Gets the host part of the URL.
Checks if the host is in a predefined whitelist array.
Return to allow or reject based on the judgment result.
Here is a complete sample code showing how to implement URL whitelist filtering using parse_url :
<?php
function isUrlAllowed(string $url, array $whitelist): bool {
// Analysis URL
$parts = parse_url($url);
if (!$parts || !isset($parts['host'])) {
// URL Invalid or none host,access denied
return false;
}
$host = strtolower($parts['host']);
// examine host Is it on the whitelist?
foreach ($whitelist as $allowedHost) {
$allowedHost = strtolower($allowedHost);
// Support subdomain matching,For example, allow gitbox.net Also passed sub.gitbox.net
if ($host === $allowedHost || (substr($host, -strlen('.'.$allowedHost)) === '.'.$allowedHost)) {
return true;
}
}
return false;
}
// Define whitelist domain names
$whitelist = [
"gitbox.net",
"api.gitbox.net",
"cdn.gitbox.net"
];
// test URL
$testUrls = [
"https://gitbox.net/index.php",
"http://sub.gitbox.net/page",
"https://malicious.com/attack",
"https://api.gitbox.net/data",
"ftp://cdn.gitbox.net/resource"
];
foreach ($testUrls as $url) {
if (isUrlAllowed($url, $whitelist)) {
echo "Allow access:$url\n";
} else {
echo "access denied:$url\n";
}
}
The function isUrlAllowed is used to determine whether the input URL is within the whitelist range.
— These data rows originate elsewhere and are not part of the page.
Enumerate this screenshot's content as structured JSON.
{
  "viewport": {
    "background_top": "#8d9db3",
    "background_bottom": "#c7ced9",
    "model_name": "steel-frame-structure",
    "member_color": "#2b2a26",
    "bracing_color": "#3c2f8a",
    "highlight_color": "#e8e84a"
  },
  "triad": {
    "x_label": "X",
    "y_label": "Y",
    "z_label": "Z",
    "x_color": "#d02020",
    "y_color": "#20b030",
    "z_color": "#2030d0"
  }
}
Use parse_url to get the host part of the URL.
Match domain names in the whitelist by looping and supporting subdomain matching (for example, subdomains belonging to gitbox.net ).
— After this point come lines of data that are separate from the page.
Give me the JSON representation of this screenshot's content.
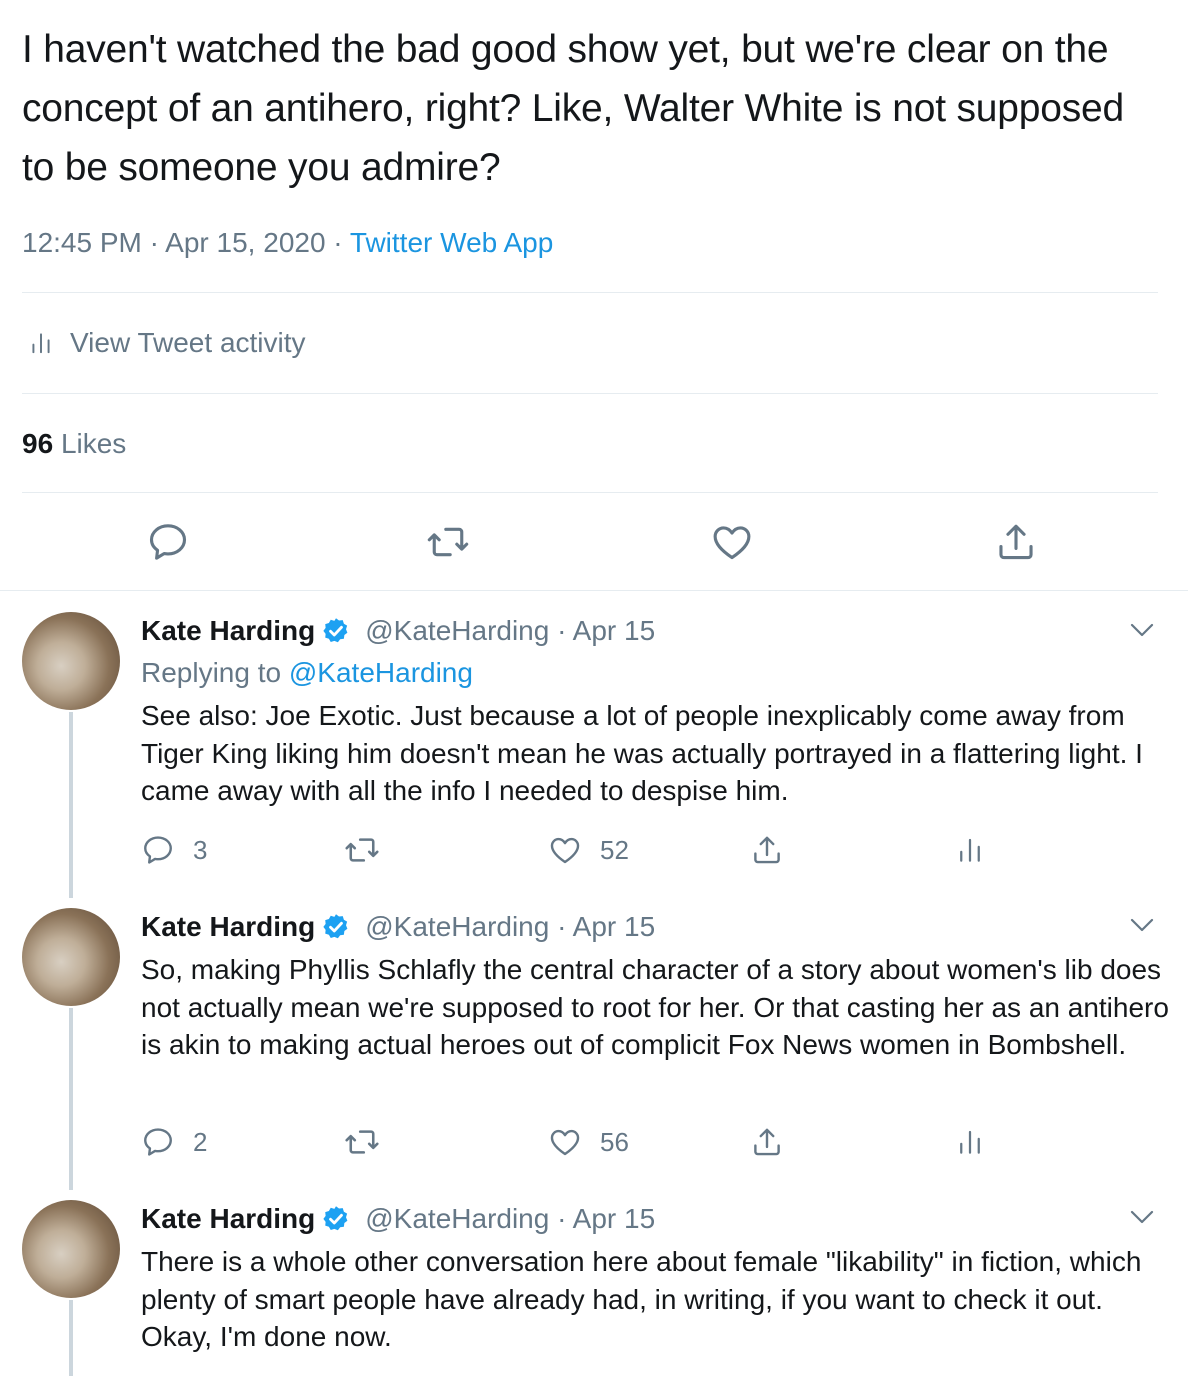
{
  "tweet": {
    "text": "I haven't watched the bad good show yet, but we're clear on the concept of an antihero, right? Like, Walter White is not supposed to be someone you admire?",
    "time": "12:45 PM · Apr 15, 2020 · ",
    "app": "Twitter Web App",
    "activity_label": "View Tweet activity",
    "likes_count": "96",
    "likes_label": "Likes"
  },
  "replies": [
    {
      "name": "Kate Harding",
      "handle": "@KateHarding · Apr 15",
      "replying_prefix": "Replying to ",
      "replying_to": "@KateHarding",
      "text": "See also: Joe Exotic. Just because a lot of people inexplicably come away from Tiger King liking him doesn't mean he was actually portrayed in a flattering light. I came away with all the info I needed to despise him.",
      "reply_count": "3",
      "like_count": "52"
    },
    {
      "name": "Kate Harding",
      "handle": "@KateHarding · Apr 15",
      "text": "So, making Phyllis Schlafly the central character of a story about women's lib does not actually mean we're supposed to root for her. Or that casting her as an antihero is akin to making actual heroes out of complicit Fox News women in Bombshell.",
      "reply_count": "2",
      "like_count": "56"
    },
    {
      "name": "Kate Harding",
      "handle": "@KateHarding · Apr 15",
      "text": "There is a whole other conversation here about female \"likability\" in fiction, which plenty of smart people have already had, in writing, if you want to check it out. Okay, I'm done now."
    }
  ],
  "colors": {
    "text": "#14171a",
    "secondary": "#657786",
    "link": "#1b95e0",
    "divider": "#e6ecf0",
    "thread_line": "#ccd6dd"
  },
  "icons": [
    "reply-icon",
    "retweet-icon",
    "like-icon",
    "share-icon",
    "analytics-icon",
    "verified-icon",
    "chevron-down-icon"
  ]
}
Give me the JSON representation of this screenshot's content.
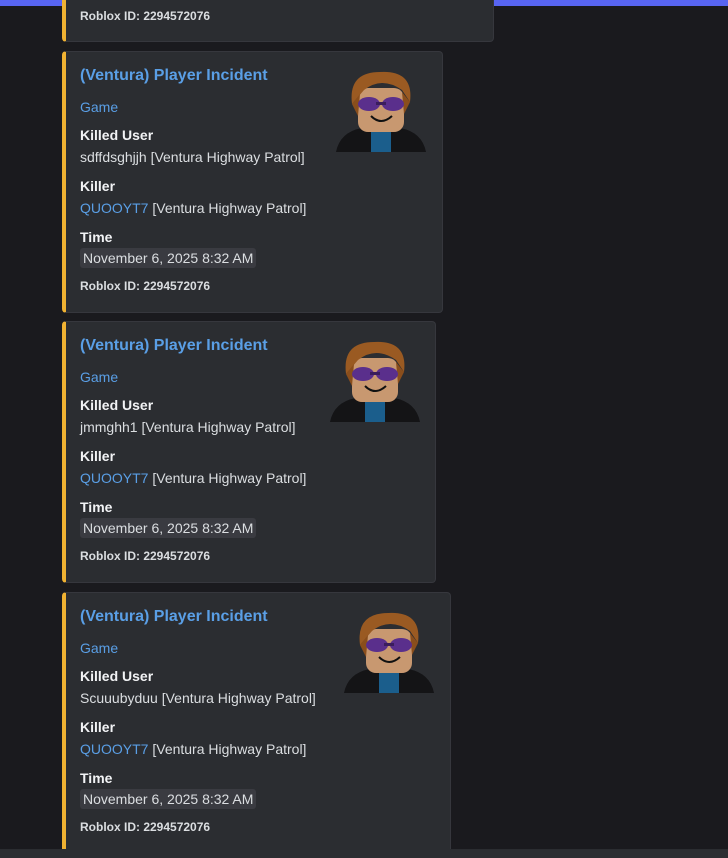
{
  "partial_embed": {
    "footer": "Roblox ID: 2294572076"
  },
  "embeds": [
    {
      "title": "(Ventura) Player Incident",
      "author": "Game",
      "killed_user_label": "Killed User",
      "killed_user_value": "sdffdsghjjh [Ventura Highway Patrol]",
      "killer_label": "Killer",
      "killer_name": "QUOOYT7",
      "killer_team": " [Ventura Highway Patrol]",
      "time_label": "Time",
      "time_value": "November 6, 2025 8:32 AM",
      "footer": "Roblox ID: 2294572076",
      "thumbnail_icon": "roblox-avatar-icon"
    },
    {
      "title": "(Ventura) Player Incident",
      "author": "Game",
      "killed_user_label": "Killed User",
      "killed_user_value": "jmmghh1 [Ventura Highway Patrol]",
      "killer_label": "Killer",
      "killer_name": "QUOOYT7",
      "killer_team": " [Ventura Highway Patrol]",
      "time_label": "Time",
      "time_value": "November 6, 2025 8:32 AM",
      "footer": "Roblox ID: 2294572076",
      "thumbnail_icon": "roblox-avatar-icon"
    },
    {
      "title": "(Ventura) Player Incident",
      "author": "Game",
      "killed_user_label": "Killed User",
      "killed_user_value": "Scuuubyduu [Ventura Highway Patrol]",
      "killer_label": "Killer",
      "killer_name": "QUOOYT7",
      "killer_team": " [Ventura Highway Patrol]",
      "time_label": "Time",
      "time_value": "November 6, 2025 8:32 AM",
      "footer": "Roblox ID: 2294572076",
      "thumbnail_icon": "roblox-avatar-icon"
    }
  ],
  "colors": {
    "accent_bar": "#f0b232",
    "link": "#5a9fe6",
    "embed_bg": "#2b2d31",
    "page_bg": "#1a1a1e",
    "top_bar": "#5865f2"
  }
}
Returns a boolean value to indicate whether access is allowed.
Protocol restrictions : You can limit allowed protocols, such as only http and https , to avoid FTP or other unsafe protocols.
Path filtering : After the whitelist verification is passed, the path and query parameters are further filtered to avoid potential path traversal attacks.
Logging : Logs are recorded for rejected requests, which facilitates auditing and troubleshooting of security incidents.
Cache whitelist : If the whitelist is large or frequently queried, the results can be cached to improve performance.
Using PHP's parse_url function to parse the URL and then whitelist filtering based on the domain name is an effective way to implement secure URL control. The sample code given in this article is simple and intuitive, suitable for quickly building a whitelist filtering system, and is also convenient for expansion and optimization according to actual needs.
As long as the whitelist is configured correctly and the method is used reasonably, the risk of applications being attacked by malicious URLs can be greatly reduced and system security can be improved.